Bingeing a musician is like bingeing a show, in that you are so hyper-focused and taking in so much so raptly that you notice things that would have probably escaped you if they unfolded in real time. Like, Lekman’s progression toward music standing in beautiful, thematic contrasts with its accompanying lyrics—one of my absolute favorite things when it’s masterfully executed—has been so palpable and apparent that it’s no surprise when it unfolds as such a lovingly well-honed instinct by the fourth album, where it’s given all the space it needs to showcase how much emotional terrain it can cover in just a dozen songs. Or his tendency for inserting himself (and, to a less frequent degree, autobiographical flashes starring some of his nearest and dearest) into his songs in a way that really tickles my affinity for meta insertions, evoking a similar magic that made me fall just as recklessly in love with Stephen King’s magnum opus The Dark Tower and presenting a similar kind of immersive enchantment, albeit a whole different one than what I originally started this journey in pursuit of.

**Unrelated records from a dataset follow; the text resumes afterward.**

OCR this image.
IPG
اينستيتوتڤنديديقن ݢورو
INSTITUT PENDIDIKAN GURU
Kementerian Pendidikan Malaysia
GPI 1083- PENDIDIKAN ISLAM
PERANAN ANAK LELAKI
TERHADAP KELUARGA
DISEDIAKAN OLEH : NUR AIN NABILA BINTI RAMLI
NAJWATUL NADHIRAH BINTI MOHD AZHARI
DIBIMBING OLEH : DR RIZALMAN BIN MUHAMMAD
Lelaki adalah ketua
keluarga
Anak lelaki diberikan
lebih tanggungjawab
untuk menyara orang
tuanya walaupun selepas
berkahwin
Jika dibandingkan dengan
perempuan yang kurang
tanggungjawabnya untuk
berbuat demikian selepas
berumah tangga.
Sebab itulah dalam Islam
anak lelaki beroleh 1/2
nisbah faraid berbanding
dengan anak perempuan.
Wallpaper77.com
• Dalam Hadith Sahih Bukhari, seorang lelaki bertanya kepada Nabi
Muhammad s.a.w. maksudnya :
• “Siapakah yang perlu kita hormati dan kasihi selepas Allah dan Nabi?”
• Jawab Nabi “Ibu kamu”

When I started this post, like, a month ago, I noted how accustomed I’ve become, if not begrudgingly resigned, to making do with sparse catalogues from bands I love: Kids These Days gave the world exactly one singular, perfect album; Recess Theory left behind one full-length and two split EPs; Cricket Rumor Mill seems to be relegated to the past forever with their two albums and one fairly generous EP. But Lekman’s four albums, one EP, smattering of streaming-only tunes and discontinued compilation album was not nearly enough. Not even close.
My timing, for once, was perfect: As Night Falls Over Kortedala was becoming more endearingly familiar with every drive to and from work, I found out that both it and Oh You’re So Silent Jens were poised to be rereleased as remastered, remixed and slightly rearranged expanded versions of their original incarnations, the latter of which has already been reintroduced to the world as The Cherry Trees are Still in Blossom‘s digital form (the CD versions of both it and the newly repackaged The Linden Trees are Still in Blossom will be, Bandcamp assures, dispatched to my greedy ears “the moment the album[s are] released”).
In the meantime, the Jens Lekman & Youth Orchestras Across the USA tour kicks off on the other side of the country tonight, making its way east just in time for me to justify risking another bout of COVID for the tour’s Philly leg as a belated birthday present to myself. After lousy timing dominated my introduction to Lekman’s music, it’s a welcome shift to benefit from its infinitely superior inverse as these songs become more and more like an old friend with plenty of mysteries still left to learn about.